La Corte di Cassazione, con la sentenza 25/09/2020 n.20243, ha formulato il principio di diritto secondo cui i permessi ex art. 33, c.6 della L. 104/1992 sono riconosciuti al lavoratore portatore di handicap in ragione della necessità di una più agevole integrazione familiare e sociale, senza che la fruizione del beneficio debba essere necessariamente diretta alle esigenze di cura.

Nel caso in esame, un lavoratore portatore di handicap, era stato licenziato per giusta causa per aver abusato, secondo il datore di lavoro, dei permessi ex art. 33 cc. 3 e 6 della L. 104/1992, avendo aumentato i giorni di assenza in concomitanza con le festività e, dunque, per finalità estranee a quelle connesse alla cura della sua condizione di invalido.

Il lavoratore ha impugnato il licenziamento e sia il Tribunale del lavoro che la Corte d’appello hanno accolto il ricorso sostenendo che i permessi citati possono essere fruiti per finalità sganciate da esigenze di cura o di visite mediche.

L’azienda ha così proposto ricorso in Cassazione sostenendo che il comportamento tenuto dal lavoratore durante le giornate di permesso era in contrasto con il suo stato di invalidità e con le prescrizioni contenute nel verbale della Commissione medica per l’accertamento della disabilità, dato che il lavoratore aveva affrontato lunghi viaggi alla guida della sua autovettura, aveva effettuato numerosi spostamenti in auto e aveva movimentato carichi quali le borse della spesa.

La Suprema Corte invece ha condiviso la posizione dei giudici di merito, ribadendo che il diritto ai permessi riconosciuto al portatore di handicap si integra nell’ambito della complessiva ratio della norma in esame che è quella di garantire alla persona disabile l’assistenza e l’integrazione sociale necessaria a ridurre l’impatto negativo della grave disabilità.

L’utilizzo dei permessi da parte del lavoratore portatore di handicap grave è dunque finalizzato ad agevolare l’integrazione nella famiglia e nella società, integrazione che può essere compromessa da ritmi lavorativi che non considerino le condizioni di svantaggio sopportate.

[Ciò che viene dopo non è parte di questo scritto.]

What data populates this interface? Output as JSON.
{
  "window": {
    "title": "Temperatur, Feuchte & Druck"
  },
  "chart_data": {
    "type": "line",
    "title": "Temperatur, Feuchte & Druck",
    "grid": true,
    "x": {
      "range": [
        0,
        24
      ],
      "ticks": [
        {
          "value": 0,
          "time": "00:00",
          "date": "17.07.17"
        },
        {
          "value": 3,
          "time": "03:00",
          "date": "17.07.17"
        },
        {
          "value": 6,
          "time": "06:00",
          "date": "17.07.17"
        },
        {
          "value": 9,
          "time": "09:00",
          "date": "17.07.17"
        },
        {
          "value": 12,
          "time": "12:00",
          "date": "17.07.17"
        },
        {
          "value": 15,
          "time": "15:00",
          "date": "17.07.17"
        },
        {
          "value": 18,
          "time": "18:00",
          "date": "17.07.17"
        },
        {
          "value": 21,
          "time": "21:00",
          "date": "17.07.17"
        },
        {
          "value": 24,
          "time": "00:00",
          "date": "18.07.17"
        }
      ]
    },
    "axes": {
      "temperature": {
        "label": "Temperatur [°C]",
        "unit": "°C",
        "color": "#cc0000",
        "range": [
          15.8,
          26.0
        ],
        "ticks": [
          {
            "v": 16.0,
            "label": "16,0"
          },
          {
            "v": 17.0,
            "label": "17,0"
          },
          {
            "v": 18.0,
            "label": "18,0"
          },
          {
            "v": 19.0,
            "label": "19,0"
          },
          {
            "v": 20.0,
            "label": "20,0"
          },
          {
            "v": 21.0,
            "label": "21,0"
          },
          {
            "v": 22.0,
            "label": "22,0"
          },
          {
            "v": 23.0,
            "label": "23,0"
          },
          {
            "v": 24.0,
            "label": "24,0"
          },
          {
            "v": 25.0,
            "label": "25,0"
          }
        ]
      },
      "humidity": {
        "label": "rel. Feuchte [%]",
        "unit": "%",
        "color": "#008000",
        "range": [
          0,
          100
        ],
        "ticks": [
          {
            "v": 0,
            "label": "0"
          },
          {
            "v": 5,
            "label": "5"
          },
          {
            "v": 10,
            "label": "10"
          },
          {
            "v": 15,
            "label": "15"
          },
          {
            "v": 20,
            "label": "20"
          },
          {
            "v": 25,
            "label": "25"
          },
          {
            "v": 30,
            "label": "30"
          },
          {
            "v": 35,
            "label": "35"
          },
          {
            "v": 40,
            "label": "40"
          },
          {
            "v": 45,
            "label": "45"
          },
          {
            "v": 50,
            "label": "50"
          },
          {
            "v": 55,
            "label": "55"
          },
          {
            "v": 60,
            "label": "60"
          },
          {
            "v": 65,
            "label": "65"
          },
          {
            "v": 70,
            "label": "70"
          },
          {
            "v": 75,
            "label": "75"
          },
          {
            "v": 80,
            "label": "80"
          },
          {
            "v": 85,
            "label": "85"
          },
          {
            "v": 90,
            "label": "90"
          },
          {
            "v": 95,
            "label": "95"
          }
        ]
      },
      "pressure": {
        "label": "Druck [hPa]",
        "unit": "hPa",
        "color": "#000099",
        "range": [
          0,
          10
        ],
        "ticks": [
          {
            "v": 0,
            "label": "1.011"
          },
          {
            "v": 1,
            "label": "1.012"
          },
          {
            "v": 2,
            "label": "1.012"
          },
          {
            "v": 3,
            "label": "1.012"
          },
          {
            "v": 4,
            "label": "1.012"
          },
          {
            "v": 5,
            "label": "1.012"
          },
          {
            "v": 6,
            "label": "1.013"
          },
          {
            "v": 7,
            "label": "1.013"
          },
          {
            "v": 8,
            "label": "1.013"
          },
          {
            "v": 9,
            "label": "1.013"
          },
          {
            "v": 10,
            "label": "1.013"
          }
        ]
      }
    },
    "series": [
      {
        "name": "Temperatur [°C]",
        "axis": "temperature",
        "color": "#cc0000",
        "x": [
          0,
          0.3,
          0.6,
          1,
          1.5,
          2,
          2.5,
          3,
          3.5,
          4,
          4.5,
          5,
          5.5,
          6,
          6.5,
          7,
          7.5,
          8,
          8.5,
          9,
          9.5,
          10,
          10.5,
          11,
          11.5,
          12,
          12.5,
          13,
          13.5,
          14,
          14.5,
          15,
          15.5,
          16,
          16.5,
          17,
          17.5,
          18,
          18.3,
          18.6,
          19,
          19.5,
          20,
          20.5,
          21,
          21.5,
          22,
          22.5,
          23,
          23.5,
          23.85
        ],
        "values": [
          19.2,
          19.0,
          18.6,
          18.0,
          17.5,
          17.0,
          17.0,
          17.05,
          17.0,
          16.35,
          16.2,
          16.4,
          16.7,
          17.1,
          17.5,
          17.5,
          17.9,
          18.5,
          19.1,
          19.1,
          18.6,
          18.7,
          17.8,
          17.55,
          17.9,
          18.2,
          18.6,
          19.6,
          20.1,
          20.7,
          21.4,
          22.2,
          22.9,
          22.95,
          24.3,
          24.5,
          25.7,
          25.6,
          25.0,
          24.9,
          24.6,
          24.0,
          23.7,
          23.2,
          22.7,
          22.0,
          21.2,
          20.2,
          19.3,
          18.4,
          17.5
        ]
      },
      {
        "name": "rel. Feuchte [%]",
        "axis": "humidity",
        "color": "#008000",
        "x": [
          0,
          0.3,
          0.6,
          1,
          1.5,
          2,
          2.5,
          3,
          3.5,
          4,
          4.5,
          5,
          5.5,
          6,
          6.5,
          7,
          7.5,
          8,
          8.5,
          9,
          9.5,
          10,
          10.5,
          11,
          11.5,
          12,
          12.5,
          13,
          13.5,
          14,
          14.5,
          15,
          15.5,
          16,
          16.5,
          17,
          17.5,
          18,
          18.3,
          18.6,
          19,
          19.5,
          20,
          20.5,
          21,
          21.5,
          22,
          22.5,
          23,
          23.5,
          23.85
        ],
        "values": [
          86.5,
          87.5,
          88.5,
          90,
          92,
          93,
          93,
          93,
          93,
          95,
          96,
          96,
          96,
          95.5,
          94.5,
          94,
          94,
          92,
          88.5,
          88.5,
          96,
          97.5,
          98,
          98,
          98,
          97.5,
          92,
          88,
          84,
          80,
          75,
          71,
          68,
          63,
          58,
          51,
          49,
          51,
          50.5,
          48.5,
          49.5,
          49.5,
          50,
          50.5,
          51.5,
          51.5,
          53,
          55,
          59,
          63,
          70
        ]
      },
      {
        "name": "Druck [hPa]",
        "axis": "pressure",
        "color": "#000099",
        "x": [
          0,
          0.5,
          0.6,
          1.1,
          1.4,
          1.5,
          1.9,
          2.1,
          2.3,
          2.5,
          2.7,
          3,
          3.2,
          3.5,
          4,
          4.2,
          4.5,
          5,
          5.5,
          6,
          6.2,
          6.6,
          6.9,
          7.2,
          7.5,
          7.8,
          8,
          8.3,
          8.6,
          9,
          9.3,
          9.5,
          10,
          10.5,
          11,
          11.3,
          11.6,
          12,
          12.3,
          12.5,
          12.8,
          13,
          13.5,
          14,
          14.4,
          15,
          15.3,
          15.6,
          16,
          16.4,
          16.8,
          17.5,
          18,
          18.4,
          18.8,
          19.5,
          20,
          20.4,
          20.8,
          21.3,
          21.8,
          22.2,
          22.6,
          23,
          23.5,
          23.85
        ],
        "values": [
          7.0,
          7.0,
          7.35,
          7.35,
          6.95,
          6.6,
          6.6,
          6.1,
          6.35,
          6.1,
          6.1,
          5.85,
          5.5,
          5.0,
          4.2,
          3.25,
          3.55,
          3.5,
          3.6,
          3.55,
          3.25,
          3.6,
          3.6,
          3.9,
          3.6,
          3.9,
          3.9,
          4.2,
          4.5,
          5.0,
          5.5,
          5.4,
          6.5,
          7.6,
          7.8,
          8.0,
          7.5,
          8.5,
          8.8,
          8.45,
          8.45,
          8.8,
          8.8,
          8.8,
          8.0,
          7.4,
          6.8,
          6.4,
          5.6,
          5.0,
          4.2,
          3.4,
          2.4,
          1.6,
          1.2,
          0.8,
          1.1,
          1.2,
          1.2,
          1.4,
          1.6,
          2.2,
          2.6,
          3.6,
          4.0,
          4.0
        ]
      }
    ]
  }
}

In conclusione i lavoratori portatori di handicap rilevante, proprio perché svolgono attività lavorativa, sono gravati più di quanto non sia un lavoratore che assista un coniuge o un parente invalido: la fruizione dei permessi non può dunque essere vincolata necessariamente allo svolgimento di visite mediche o di altri intenti di cura, essendo, più in generale, preordinata all’obiettivo di ristabilire l’equilibrio fisico e psicologico necessario a godere di un pieno inserimento nella vita familiare e sociale.